Posted on February 10, 2008

2


Waiheke Waste Resource Trust

We were in Auckland recently and in a spare day took the ferry over to Waiheke Island (think suburb of Auckland). Walking down the street, who should we bump into but our old friend Logan Muller. His family have lived on the island since the 1930s.

Logan pointed us to the Waste Resource Trust. This is a particularly active community environment centre, nicely positioned in a cluster of services: library, gallery, cafe etc. It does all the usual reduce-reuse-recycle activities and resources and is proud of its big activity, the Junk to Funk show.

What caught my eye though, was this text, used widely on WRT material but also the official city council “welcome to Waiheke” brochure:

Waiheke is an island community. Everything is imported. And everything thrown away is exported. Think about that. Help keep Waiheke unique.

I think this is great. While it ignores the things produced locally (quite intensive viticulture) and the exported things becoming somebody-else’s-problem, the thought that all the inputs and outputs from a system can be seen crossing each by other on the wharf is a powerful image.

It is also a powerful financial message:

All these people create rubbish that has to be removed from the island at considerable cost. Each tonne costs around $200 in transport costs alone and for the year ending in June 2005 a total of 4,389 tonnes of residual waste was taken off the island.

Denise Roche describes the Waiheke experience as a “good news story” (pdf), the total diversion rate is close to 5000 tonnes (pa 2005).

WRT started with research into community attitudes and behaviours.

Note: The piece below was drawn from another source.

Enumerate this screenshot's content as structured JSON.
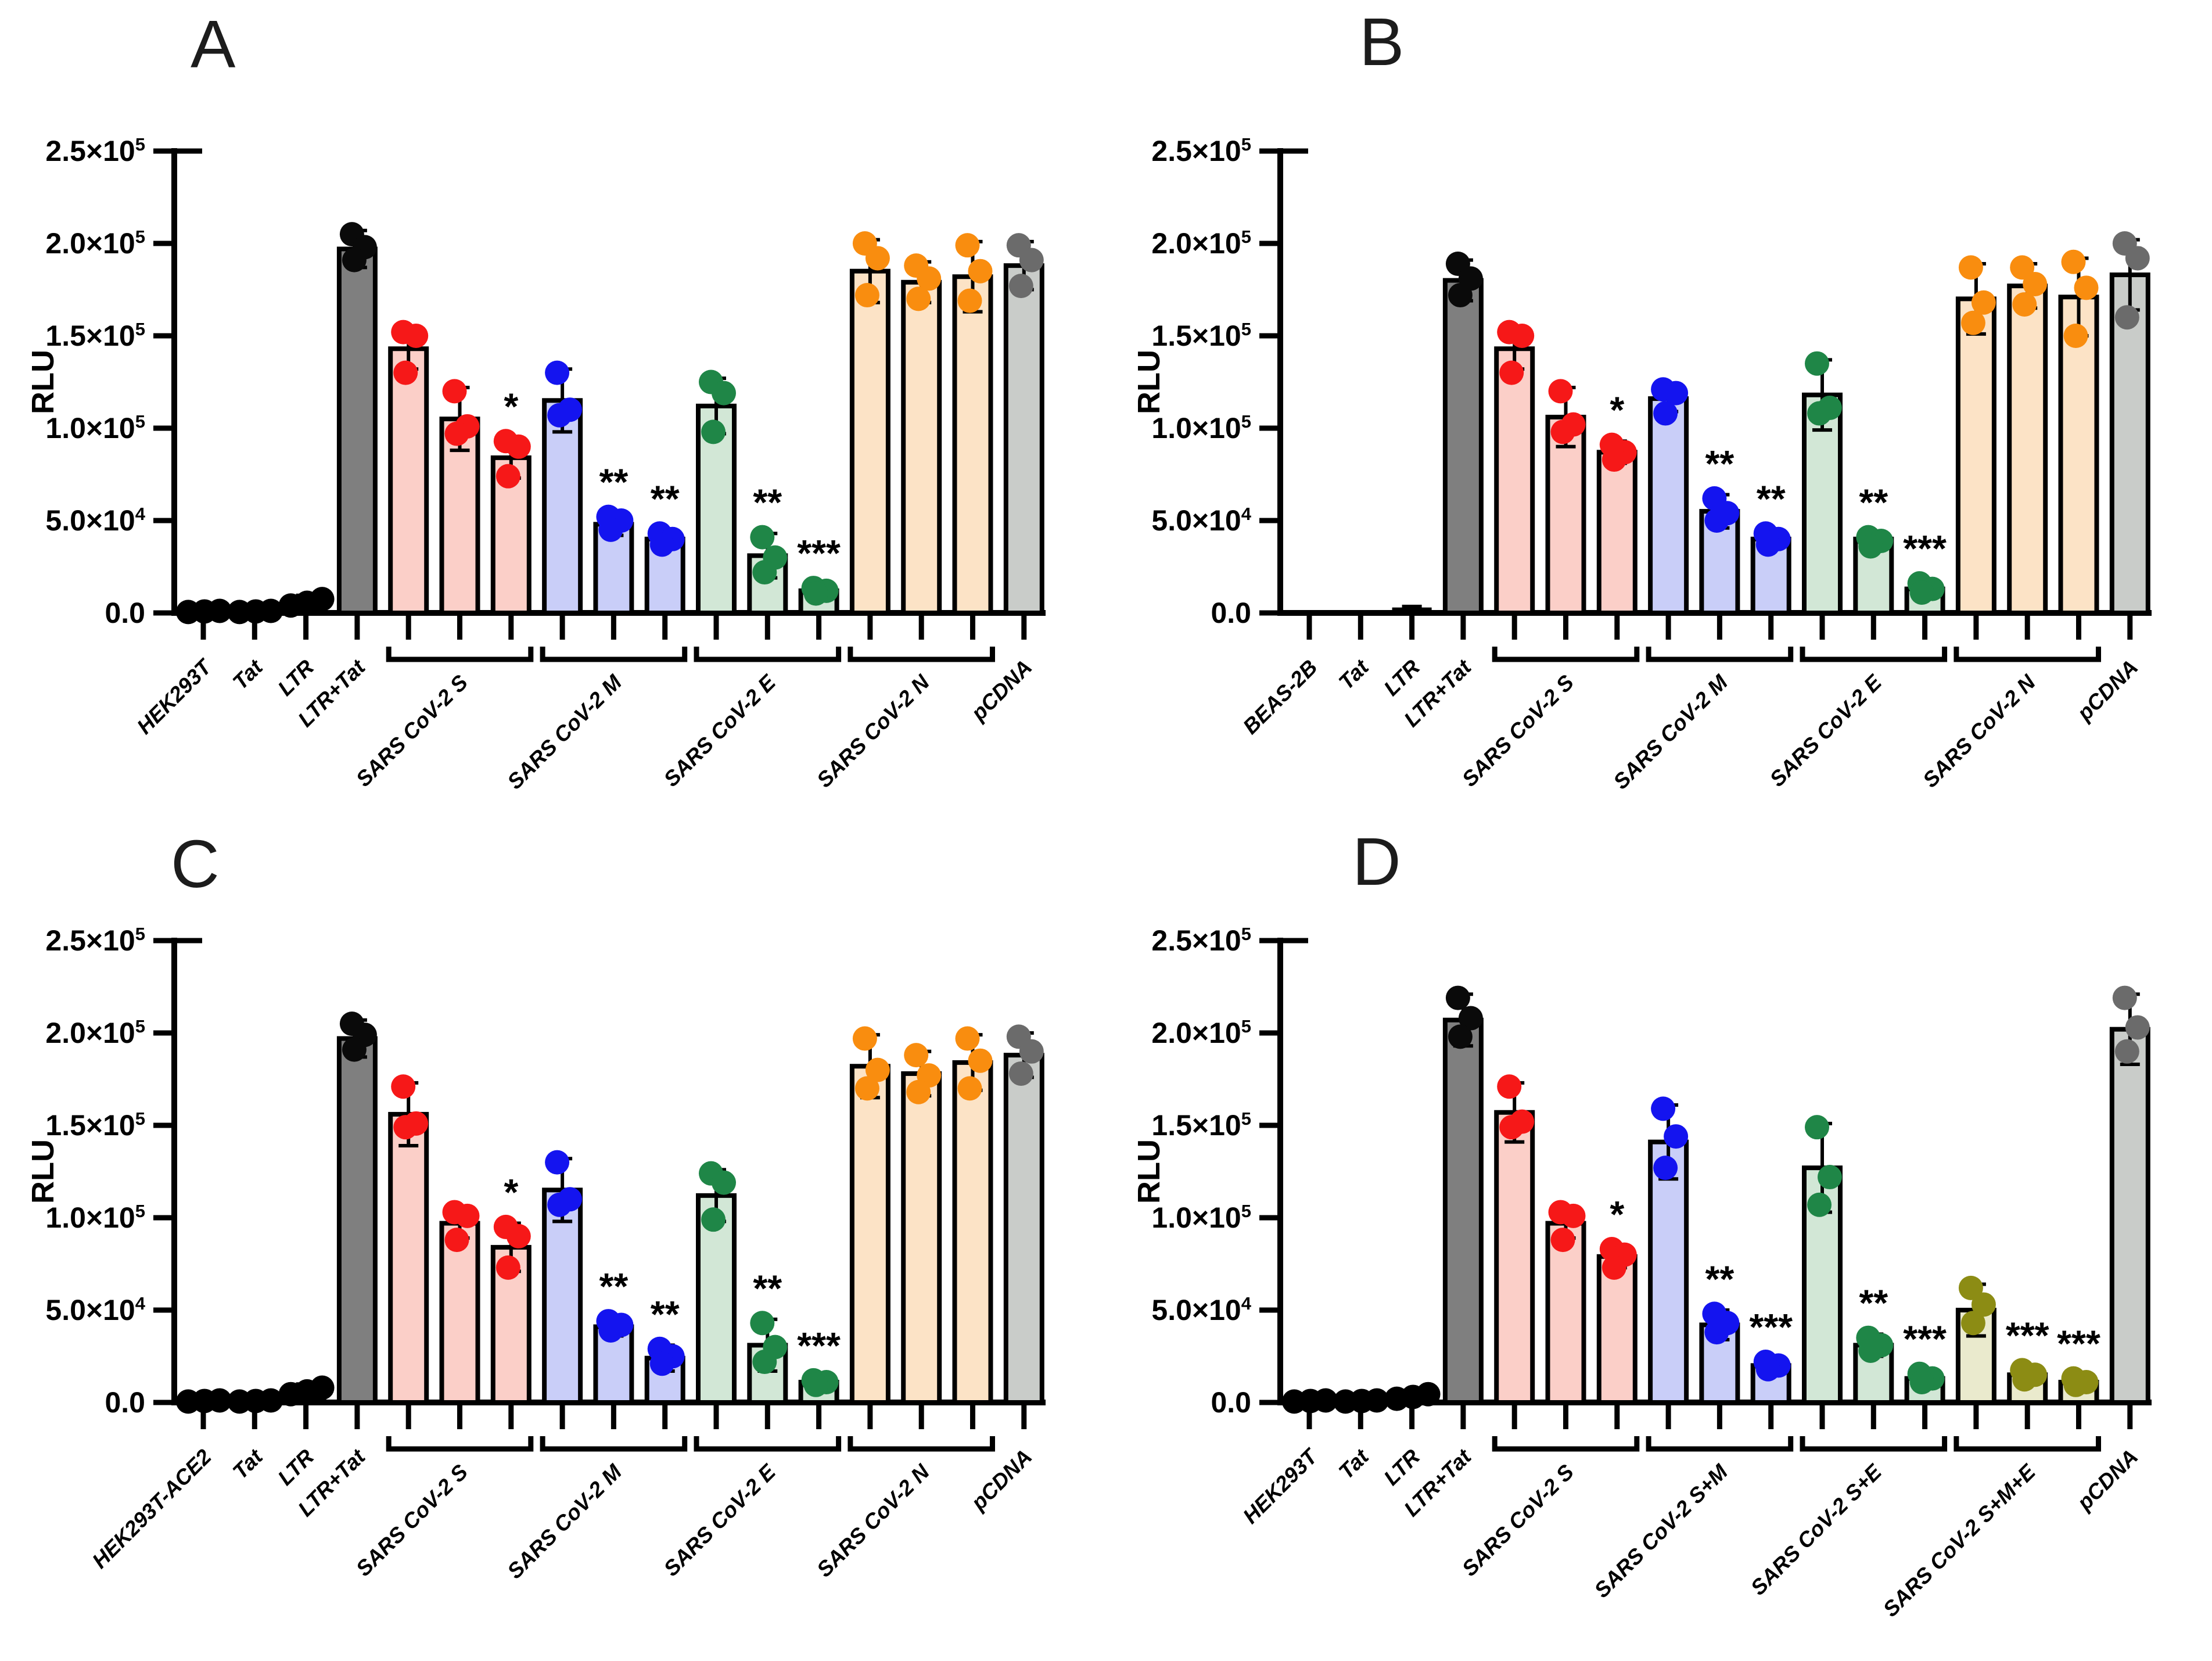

They also looked closely at existing material flows. They did a random waste audit of1000 rubbish bags to measure and document the types of waste going to landfills. They found that about 75% of the waste inside them could be diverted through composting or recycling.

The key to their success has been to make sustainable behaviours the social norm:

Essentially what we have been attempting to do is to change the norms of behaviour – or social norms. That means we are trying to create a climate where it is normal to reduce waste and where it is not normal to throw your recycling in the rubbish or produce lots of waste.

The strategy has been twofold: introducing the infrastructure to make the new normal the easy choice; and a change from a focus on compliance to investing in social capital.

To facilitate the new norm has involved the reintroduction of kerbside recycling, a staff of 23 dedicated to clean waste management (the previous landfill approach employed 6 on the island), aligning business flows (such as acting as a broker for waste cooking oil).

The results from the 1998 attitude survey were also integral to developing an education strategy to promote waste minimization directed at four separate sectors of the island. – These being: businesses, schools, residents and visitors.

Each of these sectors have required often quite different approaches and we have found that to engage these different groups in recycling and waste minimization activities we have had to personally explore their waste issues and find solutions that work for them rather than attempt to apply a one-size-fits all solution to a problem we assume might be occurring.

On Waiheke people chat to one another and we want waste and waste reduction to be a hot topic for discussion. In the social marketing literature the term is described as ‘one-to-one’ education – and on Waiheke we have focussed on this method quite deliberately.

What can we learn from this experience?

1. The notion of an island is a powerful one. Perhaps we should paint coastlines around our institutions and force everyone and everything across a virtual wharf.

2. We need to examine the barriers people face in changing how they behave. The responses need to stem from that and include both tailored infrastructure and considerable investment in the social capital of what is normal.